L’examen clinique révèle une masse pelvienne latéro-utérine gauche, difficilement mobilisable, sans ascite ni signes de carcinose. L’échographie pelvienne montre une formation kystique abdomino-pelvienne à paroi fine et à contenu liquidien impur. Une IRM complémentaire met en évidence une masse latéro-utérine gauche volumineuse, réalisant le signe de l’éperon avec l’ovaire gauche, à développement médian, sus-utérin, en hyposignal T2 hétérogène (shading sign), hypersignal T1 ne s’effaçant pas après suppression du signal de la graisse, non restrictive à la diffusion et non réhaussée après injection de gadolinium, mesurant 220 × 110 × 172 mm, soit un volume de 2 164 mL (figure).
La patiente bénéficie d’une laparotomie avec kystectomie conservatrice de l’ovaire gauche, permettant l’évacuation d’environ 2,5 L de liquide brun foncé. Son analyse histologique confirme un endométriome sans signe de malignité. Sous traitement hormonal, l’évolution à six mois a été favorable, sans récidive.

Les endométriomes géants sont une curiosité clinique, tant leur taille dépasse les standards habituels de cette pathologie, généralement diagnostiquée plus précocement. Leur croissance discrète peut les faire passer inaperçus, surtout chez les femmes jeunes ou médicalement peu suivies. La confusion avec des tumeurs ovariennes malignes est fréquente, justifiant des explorations approfondies.

L’IRM constitue l’outil diagnostique le plus fiable grâce à la mise en évidence de signes caractéristiques, comme le «  shading  » en séquence T2, qui correspond à une zone d’hypo-signal (baisse progressive d’intensité) du contenu du kyste, liée à la présence de sang ancien dégradé en différentes phases, caractéristique des endométriomes. Ce phénomène, associé à l’hypersignal en T1, permet de différencier l’endométriome des autres masses kystiques ovariennes, telles que les kystes fonctionnels ou les tumeurs bénignes.

Les diagnostics différentiels sont toutefois  nombreux, incluant kystes bénins, tératomes et tumeurs dites « borderline ».

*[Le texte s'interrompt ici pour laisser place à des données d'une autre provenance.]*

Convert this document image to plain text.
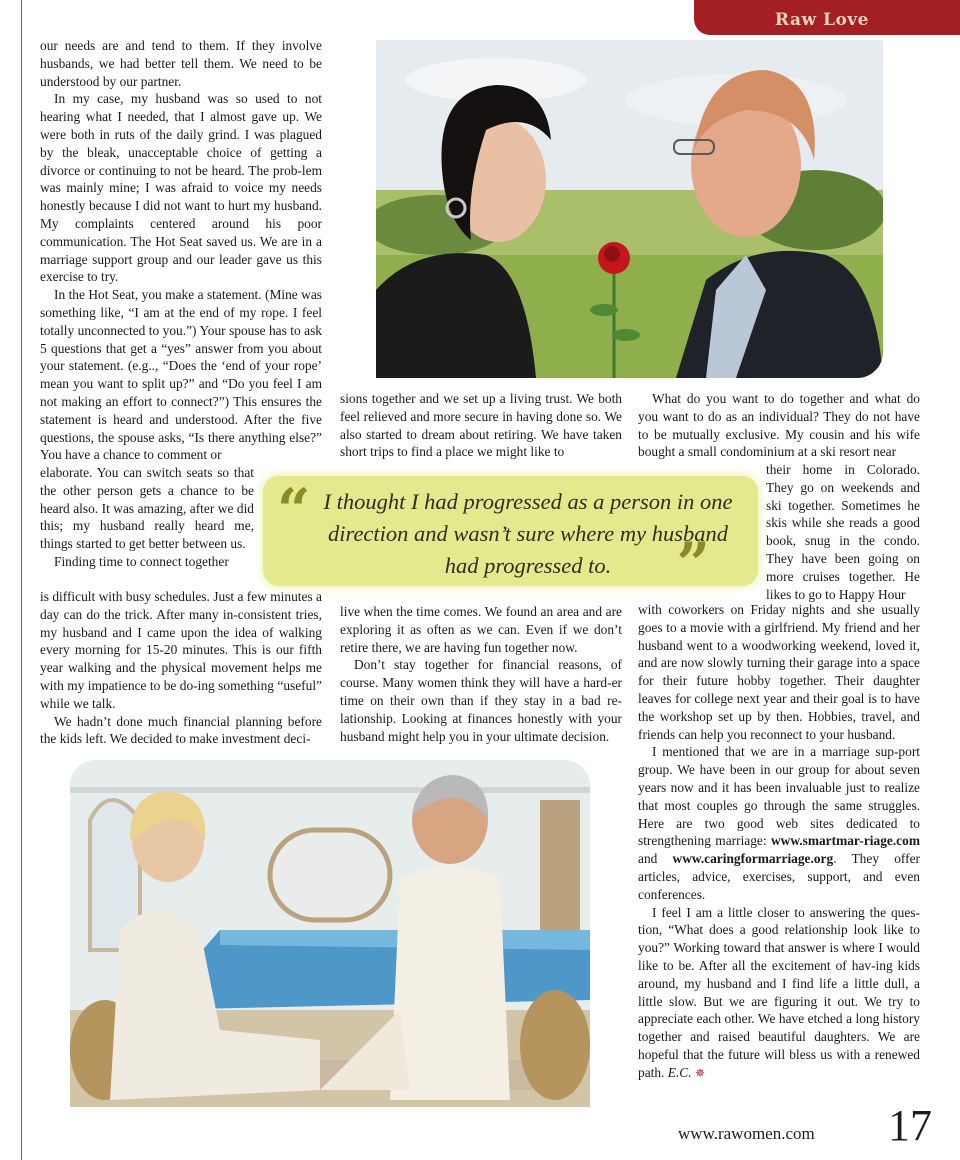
Raw Love

our needs are and tend to them. If they involve husbands, we had better tell them. We need to be understood by our partner.

In my case, my husband was so used to not hearing what I needed, that I almost gave up. We were both in ruts of the daily grind. I was plagued by the bleak, unacceptable choice of getting a divorce or continuing to not be heard. The prob-lem was mainly mine; I was afraid to voice my needs honestly because I did not want to hurt my husband. My complaints centered around his poor communication. The Hot Seat saved us. We are in a marriage support group and our leader gave us this exercise to try.

In the Hot Seat, you make a statement. (Mine was something like, “I am at the end of my rope. I feel totally unconnected to you.”) Your spouse has to ask 5 questions that get a “yes” answer from you about your statement. (e.g.., “Does the ‘end of your rope’ mean you want to split up?” and “Do you feel I am not making an effort to connect?”) This ensures the statement is heard and understood. After the five questions, the spouse asks, “Is there anything else?” You have a chance to comment or

elaborate. You can switch seats so that the other person gets a chance to be heard also. It was amazing, after we did this; my husband really heard me, things started to get better between us.

Finding time to connect together

is difficult with busy schedules. Just a few minutes a day can do the trick. After many in-consistent tries, my husband and I came upon the idea of walking every morning for 15-20 minutes. This is our fifth year walking and the physical movement helps me with my impatience to be do-ing something “useful” while we talk.

We hadn’t done much financial planning before the kids left. We decided to make investment deci-

sions together and we set up a living trust. We both feel relieved and more secure in having done so. We also started to dream about retiring. We have taken short trips to find a place we might like to

live when the time comes. We found an area and are exploring it as often as we can. Even if we don’t retire there, we are having fun together now.

Don’t stay together for financial reasons, of course. Many women think they will have a hard-er time on their own than if they stay in a bad re-lationship. Looking at finances honestly with your husband might help you in your ultimate decision.

What do you want to do together and what do you want to do as an individual? They do not have to be mutually exclusive. My cousin and his wife bought a small condominium at a ski resort near

their home in Colorado. They go on weekends and ski together. Sometimes he skis while she reads a good book, snug in the condo. They have been going on more cruises together. He likes to go to Happy Hour

with coworkers on Friday nights and she usually goes to a movie with a girlfriend. My friend and her husband went to a woodworking weekend, loved it, and are now slowly turning their garage into a space for their future hobby together. Their daughter leaves for college next year and their goal is to have the workshop set up by then. Hobbies, travel, and friends can help you reconnect to your husband.

I mentioned that we are in a marriage sup-port group. We have been in our group for about seven years now and it has been invaluable just to realize that most couples go through the same struggles. Here are two good web sites dedicated to strengthening marriage: www.smartmar-riage.com and www.caringformarriage.org. They offer articles, advice, exercises, support, and even conferences.

I feel I am a little closer to answering the ques-tion, “What does a good relationship look like to you?” Working toward that answer is where I would like to be. After all the excitement of hav-ing kids around, my husband and I find life a little dull, a little slow. But we are figuring it out. We try to appreciate each other. We have etched a long history together and raised beautiful daughters. We are hopeful that the future will bless us with a renewed path. E.C. ✵

“ I thought I had progressed as a person in one direction and wasn’t sure where my husband had progressed to.	”
www.rawomen.com 17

Le traitement repose généralement sur la chirurgie, souvent nécessaire lorsque la masse devient volumineuse ou symptomatique, tout en veillant à préserver l’ovaire autant que possible. Par ailleurs, un traitement hormonal après l’intervention réduit considérablement les risques de récidive, qui restent toutefois non négligeables durant les premières années. 

Références
1. Shah AA, Soomro NA, Talib RK, et al. Giant intraabdominal endometrial cyst.J Coll Physicians Surg Pak 2014;24(6):438-40.
2. Zondervan KT, Becker CM, Missmer SA. Endometriosis. N Engl J Med 2020;382(13):1244-56.
3. Bazot M, Darai E. Diagnosis of deep endometriosis: Clinical examination, ­ultrasonography, magnetic resonance imaging, and other techniques. Fertil Steril 2017;108(6):886-94.